Танк остановился около маленькой речки, за которой на пологом взгорке угадывались черные дома.
— Позагораем немножко, — потирая замерзшие руки, сказал взводный ребятам. Радисту приказал:
— Доложи командиру. Мы на месте.
Радист передал. Одна за другой в небо взвились белые ракеты. Пролетели последние снаряды. Над рощей тяжело повисла тишина, потом в деревне загомонили немцы. Видимо, выходили из своих укрытий. Взвизгнула собака, скрипнула дверь, клацнула щеколда ворот.

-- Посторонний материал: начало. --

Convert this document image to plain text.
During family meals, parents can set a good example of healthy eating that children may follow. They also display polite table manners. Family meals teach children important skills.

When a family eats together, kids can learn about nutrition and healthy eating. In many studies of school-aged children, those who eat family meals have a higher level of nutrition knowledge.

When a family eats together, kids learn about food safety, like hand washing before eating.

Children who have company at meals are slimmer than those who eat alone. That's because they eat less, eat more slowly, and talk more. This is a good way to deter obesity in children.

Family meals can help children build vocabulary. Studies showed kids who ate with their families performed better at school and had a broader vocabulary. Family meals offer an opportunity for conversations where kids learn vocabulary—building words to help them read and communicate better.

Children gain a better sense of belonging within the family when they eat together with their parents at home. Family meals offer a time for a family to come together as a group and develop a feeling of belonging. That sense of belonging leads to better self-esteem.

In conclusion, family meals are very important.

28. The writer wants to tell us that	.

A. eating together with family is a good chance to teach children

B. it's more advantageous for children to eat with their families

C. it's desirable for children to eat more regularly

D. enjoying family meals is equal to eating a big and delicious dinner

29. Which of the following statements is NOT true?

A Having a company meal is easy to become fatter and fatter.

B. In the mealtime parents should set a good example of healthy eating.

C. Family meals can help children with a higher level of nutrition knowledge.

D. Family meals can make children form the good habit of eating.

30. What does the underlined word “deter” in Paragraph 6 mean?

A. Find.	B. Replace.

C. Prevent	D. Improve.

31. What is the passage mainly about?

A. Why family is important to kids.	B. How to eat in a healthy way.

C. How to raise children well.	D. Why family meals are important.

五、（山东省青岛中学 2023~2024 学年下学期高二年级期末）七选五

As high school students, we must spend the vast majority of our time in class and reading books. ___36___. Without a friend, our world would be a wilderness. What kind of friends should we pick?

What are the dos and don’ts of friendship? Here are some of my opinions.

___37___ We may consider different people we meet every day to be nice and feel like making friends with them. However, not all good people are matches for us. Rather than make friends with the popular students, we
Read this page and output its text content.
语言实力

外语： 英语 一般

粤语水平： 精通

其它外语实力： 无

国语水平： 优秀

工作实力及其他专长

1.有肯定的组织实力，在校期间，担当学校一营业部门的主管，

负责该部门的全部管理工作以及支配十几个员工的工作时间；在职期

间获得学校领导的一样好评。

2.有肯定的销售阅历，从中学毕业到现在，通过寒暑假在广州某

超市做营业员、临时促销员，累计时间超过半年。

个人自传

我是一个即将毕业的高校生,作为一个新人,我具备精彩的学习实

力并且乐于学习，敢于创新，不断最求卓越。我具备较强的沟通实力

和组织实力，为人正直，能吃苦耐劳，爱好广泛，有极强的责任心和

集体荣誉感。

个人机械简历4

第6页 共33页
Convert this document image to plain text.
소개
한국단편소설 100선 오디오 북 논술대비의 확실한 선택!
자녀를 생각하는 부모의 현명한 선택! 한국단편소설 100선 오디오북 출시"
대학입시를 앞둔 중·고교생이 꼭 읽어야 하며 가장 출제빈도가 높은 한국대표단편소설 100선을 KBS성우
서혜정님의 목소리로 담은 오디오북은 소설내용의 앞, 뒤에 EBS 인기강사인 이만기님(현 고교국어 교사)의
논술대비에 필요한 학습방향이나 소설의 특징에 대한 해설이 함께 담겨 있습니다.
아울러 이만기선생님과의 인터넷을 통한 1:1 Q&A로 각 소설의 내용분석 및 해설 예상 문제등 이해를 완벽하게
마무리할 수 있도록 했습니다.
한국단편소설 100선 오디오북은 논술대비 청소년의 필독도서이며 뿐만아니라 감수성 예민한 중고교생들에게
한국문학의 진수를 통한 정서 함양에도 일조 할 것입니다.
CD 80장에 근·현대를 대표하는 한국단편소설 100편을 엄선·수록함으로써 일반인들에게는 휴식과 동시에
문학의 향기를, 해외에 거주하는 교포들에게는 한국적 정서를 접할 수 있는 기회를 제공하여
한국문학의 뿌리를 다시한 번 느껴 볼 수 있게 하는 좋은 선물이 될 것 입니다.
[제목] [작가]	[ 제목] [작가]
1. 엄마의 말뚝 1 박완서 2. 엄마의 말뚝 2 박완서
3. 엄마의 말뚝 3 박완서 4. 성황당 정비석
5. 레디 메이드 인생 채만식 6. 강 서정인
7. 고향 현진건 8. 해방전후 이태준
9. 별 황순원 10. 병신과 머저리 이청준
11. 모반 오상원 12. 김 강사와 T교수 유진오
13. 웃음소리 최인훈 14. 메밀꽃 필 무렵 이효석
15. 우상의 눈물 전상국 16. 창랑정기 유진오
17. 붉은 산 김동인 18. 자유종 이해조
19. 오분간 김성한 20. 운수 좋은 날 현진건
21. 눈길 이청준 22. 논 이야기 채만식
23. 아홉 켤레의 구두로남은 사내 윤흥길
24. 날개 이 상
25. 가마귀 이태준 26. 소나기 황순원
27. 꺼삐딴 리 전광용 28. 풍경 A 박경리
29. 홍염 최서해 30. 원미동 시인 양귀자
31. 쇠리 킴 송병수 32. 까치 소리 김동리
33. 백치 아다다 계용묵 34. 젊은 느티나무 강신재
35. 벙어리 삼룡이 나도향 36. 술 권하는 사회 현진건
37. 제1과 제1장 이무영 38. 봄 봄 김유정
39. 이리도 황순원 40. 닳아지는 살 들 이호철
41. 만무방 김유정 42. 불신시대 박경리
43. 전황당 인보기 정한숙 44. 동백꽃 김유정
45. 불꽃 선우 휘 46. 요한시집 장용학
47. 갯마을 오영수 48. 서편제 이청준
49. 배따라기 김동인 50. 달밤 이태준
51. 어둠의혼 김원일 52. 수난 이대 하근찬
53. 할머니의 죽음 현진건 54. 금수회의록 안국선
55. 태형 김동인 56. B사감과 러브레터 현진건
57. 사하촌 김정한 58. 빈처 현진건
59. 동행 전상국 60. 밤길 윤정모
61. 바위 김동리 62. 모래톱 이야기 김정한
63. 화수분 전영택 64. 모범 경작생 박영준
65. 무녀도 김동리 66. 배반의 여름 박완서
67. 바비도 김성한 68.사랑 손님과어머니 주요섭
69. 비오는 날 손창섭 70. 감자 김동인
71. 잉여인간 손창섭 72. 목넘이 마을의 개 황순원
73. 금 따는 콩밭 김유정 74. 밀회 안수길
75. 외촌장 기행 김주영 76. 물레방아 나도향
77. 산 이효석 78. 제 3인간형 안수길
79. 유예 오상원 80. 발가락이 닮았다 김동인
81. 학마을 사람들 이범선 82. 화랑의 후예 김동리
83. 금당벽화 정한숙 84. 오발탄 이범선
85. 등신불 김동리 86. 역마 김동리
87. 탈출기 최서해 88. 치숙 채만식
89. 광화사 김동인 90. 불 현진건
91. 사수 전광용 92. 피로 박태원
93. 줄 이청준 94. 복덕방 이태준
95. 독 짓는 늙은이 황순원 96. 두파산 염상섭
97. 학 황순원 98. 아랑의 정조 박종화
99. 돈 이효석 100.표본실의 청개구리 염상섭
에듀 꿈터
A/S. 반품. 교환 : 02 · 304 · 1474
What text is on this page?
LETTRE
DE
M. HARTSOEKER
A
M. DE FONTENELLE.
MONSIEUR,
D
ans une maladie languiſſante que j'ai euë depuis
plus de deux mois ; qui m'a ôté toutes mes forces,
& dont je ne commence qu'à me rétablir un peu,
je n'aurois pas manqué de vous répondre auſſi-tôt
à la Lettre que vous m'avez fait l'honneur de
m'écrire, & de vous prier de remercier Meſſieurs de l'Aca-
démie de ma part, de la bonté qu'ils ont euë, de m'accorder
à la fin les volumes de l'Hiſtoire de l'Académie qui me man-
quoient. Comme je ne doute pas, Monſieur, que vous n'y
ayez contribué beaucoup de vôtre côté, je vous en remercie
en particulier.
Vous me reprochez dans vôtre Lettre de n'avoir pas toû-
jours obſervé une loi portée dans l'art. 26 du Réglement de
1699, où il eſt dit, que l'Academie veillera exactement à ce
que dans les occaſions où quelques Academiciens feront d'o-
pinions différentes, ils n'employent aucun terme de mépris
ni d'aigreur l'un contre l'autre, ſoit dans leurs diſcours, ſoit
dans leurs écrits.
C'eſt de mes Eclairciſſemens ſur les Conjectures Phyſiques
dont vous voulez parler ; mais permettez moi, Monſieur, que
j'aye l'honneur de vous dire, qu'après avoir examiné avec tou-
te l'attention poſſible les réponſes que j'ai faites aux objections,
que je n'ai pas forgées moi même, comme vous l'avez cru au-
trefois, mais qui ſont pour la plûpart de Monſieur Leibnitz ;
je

Длинная зимняя ночь. В танке затишье, но мороз холодил броню, забирался под теплую одежду. А отдохнуть перед боем нужно. В полусне скоротали ночь.
Зимой рассветы приходят медленно, особенно когда в морозном воздухе висит свинцовая мгла. Серый восток увальнем надвигается на вершины берез и сосен, краски смешиваются, и тогда деревья как бы повисают в мглистом воздухе. Потом быстро начинает виднеть.
Танкисты в десять глаз смотрят на деревню.
— Я вижу танк! — почти крикнул радист. На него цыкнули сразу несколько голосов.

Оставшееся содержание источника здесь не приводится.